The Tony Award-winning and Oscar-nominated actress and singer was known as a Las Vegas and nightclub performer and for her performances on Broadway and in the Hollywood musicals Carmen Jones and Porgy and Bess. It was then that she was approached by NBC to star as Julia Baker, a widowed nurse raising a young son on the comedy Julia.

But at the time, Carroll wasn’t convinced it was the right show for her. “I really didn’t believe that this was a show that was going to work,” she said in a 1998 sit-down for the website The Interviews: An Oral History of Television. “I thought it was something that was going to leave someone’s consciousness in a very short period of time. I thought, ‘Let them go elsewhere.'”


She changed her mind, however, when she learned that Hal Kanter, the veteran screenwriter who created the show, thought she was too glamorous for the part, quickly becoming determined to change his mind. She changed her hair, mastered the script and convinced him that she was the woman for the job, thus becoming in 1968 the first black female to star in a non-stereotypical role in her own primetime network series.

Julia, which premiered in September 1968, finished No. 7 in the ratings in the first of its three seasons, with Carroll receiving an Emmy nomination and a Golden Globe for her work as the titular character.

Later, she played a much edgier character of the sultry fashions Dominique Devereaux for three seasons on ABC’s Dynasty as well as its spinoff The Colbys, making her the first prominently featured black character on a primetime soap opera.

She lobbied Dynasty producer Aaron Spelling for a role in the series after getting hooked on it after starring on Broadway in Agnes of God. “Isn’t this the biggest hoot?” she said of the show.

“They’ve done everything [on the show]. They’ve done incest, homosexuality, murder. I think they’re slowly inching their way toward interracial,” she recalled to PEOPLE in 1984. “I want to be wealthy and ruthless … I want to be the first black bitch on television.”

Her biggest mark on the big screen was perhaps in 1974’s Claudine, playing a woman from Harlem on welfare raising six children on her won and falling for a garbage collector (James Earl Jones).

She met Sidney Poitier on the set of Porgy and Bess in 1959, beginning what she described as a “very turbulent” nine-year romance.

In 1963, she earned the first of her four career Emmy nominations for portraying a teacher on ABC’s gritty Naked City. After Richard Rodgers spotted her during one of her singing appearances on Jack Paar’s Tonight Show, he composed a Broadway musical for her, resulting in 1962’s No Strings, a love story about a black fashion model (Carroll) and a nebbish white novelist (Richard Kiley), which earned Carroll a Tony Award — the first given to a black woman for best actress in a lead role of a musical.

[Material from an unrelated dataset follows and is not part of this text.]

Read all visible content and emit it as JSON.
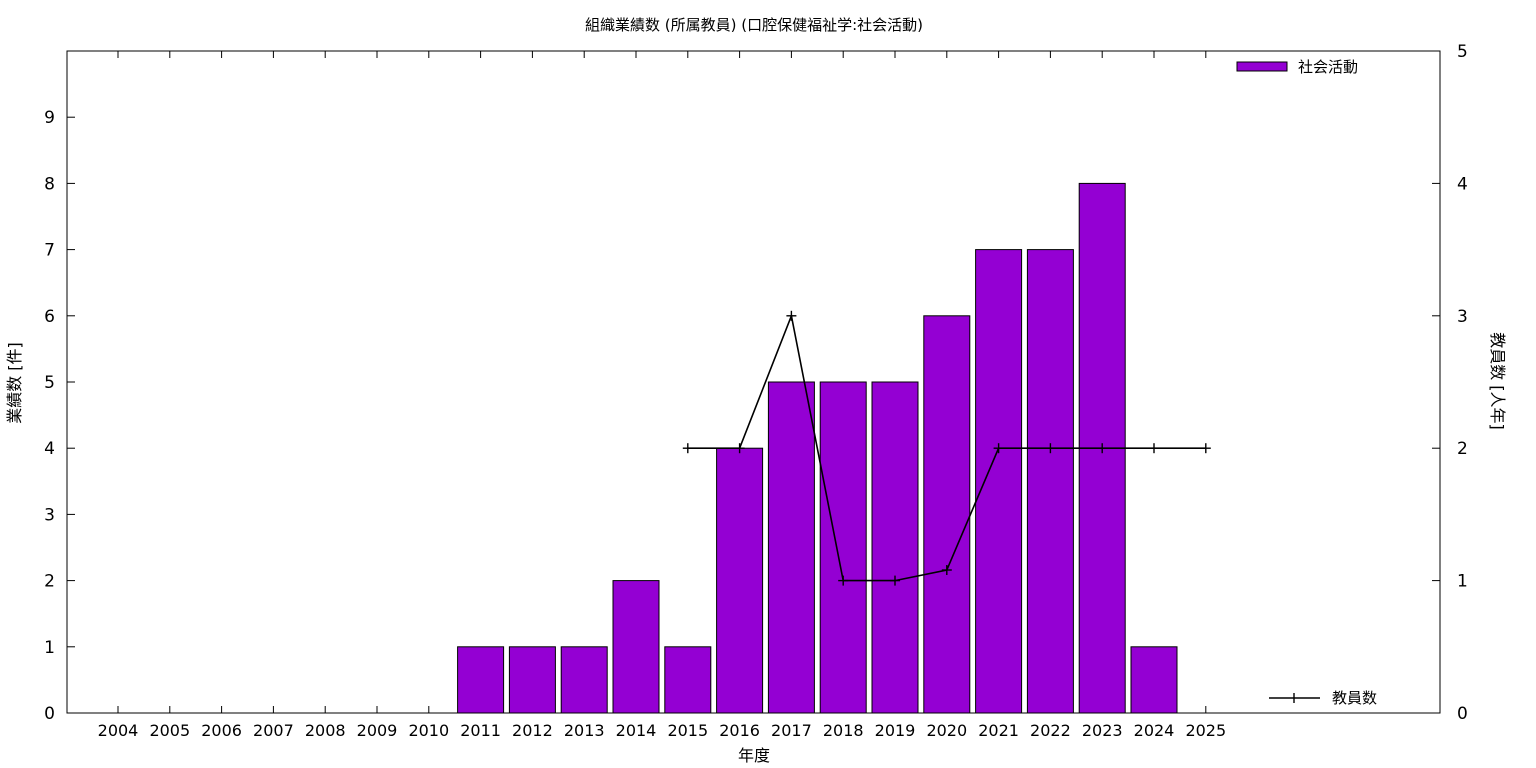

She was inducted into the Television Hall of Fame in 2011.

She was married four times: to Monte Kay, a manager and casting consultant on House of Flowers; for six weeks to Freddie Glusman, a Las Vegas clothier; to magazine editor Robert DeLeon; and to singer Vic Damone. She also had a three-year romance with talk show host David Frost.

In addition to her daughter Suzanne Kay, Carroll is also survived by her grandchildren, August and Sydney.